Israel’s official denial of responsibility for the Gaza beach deaths and injuries was strongly challenged by a former Pentagon battle damage expert who has surveyed the scene of the beach explosion. He said yesterday that "all the evidence points" to a 155mm Israeli land-based artillery shell as its cause.
Marc Garlasco, who worked in war zones including Iraq and Kosovo during his seven-year stint in the US Department of Defence, called for an independent investigation into the killings after concluding that shell fragments and shrapnel from the site, the size and distribution of the craters on the beach, and the type of injuries sustained by the victims made Israeli shelling easily the likeliest cause.

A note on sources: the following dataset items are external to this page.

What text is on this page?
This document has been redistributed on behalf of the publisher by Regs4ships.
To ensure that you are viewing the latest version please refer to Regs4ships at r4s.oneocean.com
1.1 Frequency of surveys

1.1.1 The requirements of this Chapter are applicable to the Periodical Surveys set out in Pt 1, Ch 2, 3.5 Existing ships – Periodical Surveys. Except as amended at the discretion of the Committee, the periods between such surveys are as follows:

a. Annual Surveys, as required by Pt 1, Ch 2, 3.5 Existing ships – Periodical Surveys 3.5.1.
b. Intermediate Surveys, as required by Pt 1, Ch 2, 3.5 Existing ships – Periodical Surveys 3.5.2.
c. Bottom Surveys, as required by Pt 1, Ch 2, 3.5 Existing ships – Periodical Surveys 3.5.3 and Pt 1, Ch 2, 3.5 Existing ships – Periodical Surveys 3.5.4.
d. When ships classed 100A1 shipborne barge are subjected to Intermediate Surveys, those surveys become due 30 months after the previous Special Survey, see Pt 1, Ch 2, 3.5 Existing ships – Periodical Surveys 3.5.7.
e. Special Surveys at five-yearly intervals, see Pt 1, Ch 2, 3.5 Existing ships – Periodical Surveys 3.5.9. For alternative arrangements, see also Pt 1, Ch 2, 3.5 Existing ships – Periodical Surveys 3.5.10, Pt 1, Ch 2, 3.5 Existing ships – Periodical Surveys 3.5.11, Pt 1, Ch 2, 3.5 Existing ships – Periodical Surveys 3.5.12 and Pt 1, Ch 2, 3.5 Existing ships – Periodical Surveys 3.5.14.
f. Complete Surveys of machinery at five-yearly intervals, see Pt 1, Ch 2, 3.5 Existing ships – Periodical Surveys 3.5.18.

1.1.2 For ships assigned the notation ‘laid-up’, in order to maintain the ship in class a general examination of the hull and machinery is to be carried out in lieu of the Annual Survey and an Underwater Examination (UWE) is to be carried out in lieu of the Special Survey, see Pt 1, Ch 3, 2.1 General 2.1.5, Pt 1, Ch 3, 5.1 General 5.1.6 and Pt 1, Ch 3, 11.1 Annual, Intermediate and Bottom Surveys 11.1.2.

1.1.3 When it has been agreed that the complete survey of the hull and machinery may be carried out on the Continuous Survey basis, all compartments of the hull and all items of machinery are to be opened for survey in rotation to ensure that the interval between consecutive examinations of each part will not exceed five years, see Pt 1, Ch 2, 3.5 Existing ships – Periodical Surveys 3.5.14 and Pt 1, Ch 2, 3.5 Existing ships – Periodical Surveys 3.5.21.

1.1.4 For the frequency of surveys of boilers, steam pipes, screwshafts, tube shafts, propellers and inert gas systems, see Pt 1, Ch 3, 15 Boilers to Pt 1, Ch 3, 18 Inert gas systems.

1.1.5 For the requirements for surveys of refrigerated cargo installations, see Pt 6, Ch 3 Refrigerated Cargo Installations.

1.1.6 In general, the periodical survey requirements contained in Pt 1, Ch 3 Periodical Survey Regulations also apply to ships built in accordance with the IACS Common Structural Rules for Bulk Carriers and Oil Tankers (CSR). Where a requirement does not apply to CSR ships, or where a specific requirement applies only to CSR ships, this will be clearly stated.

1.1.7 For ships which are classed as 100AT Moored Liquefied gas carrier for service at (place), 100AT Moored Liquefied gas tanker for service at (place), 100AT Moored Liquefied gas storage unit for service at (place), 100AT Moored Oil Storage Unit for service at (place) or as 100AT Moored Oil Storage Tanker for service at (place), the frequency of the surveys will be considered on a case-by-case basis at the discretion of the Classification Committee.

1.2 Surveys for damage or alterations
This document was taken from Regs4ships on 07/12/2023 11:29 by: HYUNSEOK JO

Mr Garlasco, who is now the senior military analyst for Human Rights Watch, said that most of the serious injuries of the victims in the Gaza hospitals that he had visited were to the torsos and heads, which were inconsistent with a land mine or of a bomb embedded in the sand. "If this had been a landmine I would have expected to see serious leg injuries," Mr Garlasco said that while he could not rule out the theoretical possibility that Palestinian militants had rigged up an unexploded 155mm shell to make an explosive device of their own, that too would have normally produced many more severe leg injuries.
Mr Garlasco produced a four to five-inch, mainly blackened shell fragment which he collected about 100 yards from the scene of the explosion and in which the figures 55 and the letters "mm" are clearly discernible. While acknowledging that this was not itself definite proof that the shell had killed the Palestinians he said some fragments and shrapnel which the Palestinian police explosives department say they took from the scene where the victims were killed were definitely from a 155mm shell.
Mr Garlasco who accompanied a small group of journalists to the Beit Lahia beach, pointed to three separate craters, each covered in a whitish powder, which he said were fresh, one of which was at the spot where witnesses agree the fatal blast occurred, and the two others separated it from it by about 120 and 250 yards. Mr Garlasco added: "It would be a really ridiculous coincidence if there is active shelling and then suddenly an IED [improvised explosive device] goes off.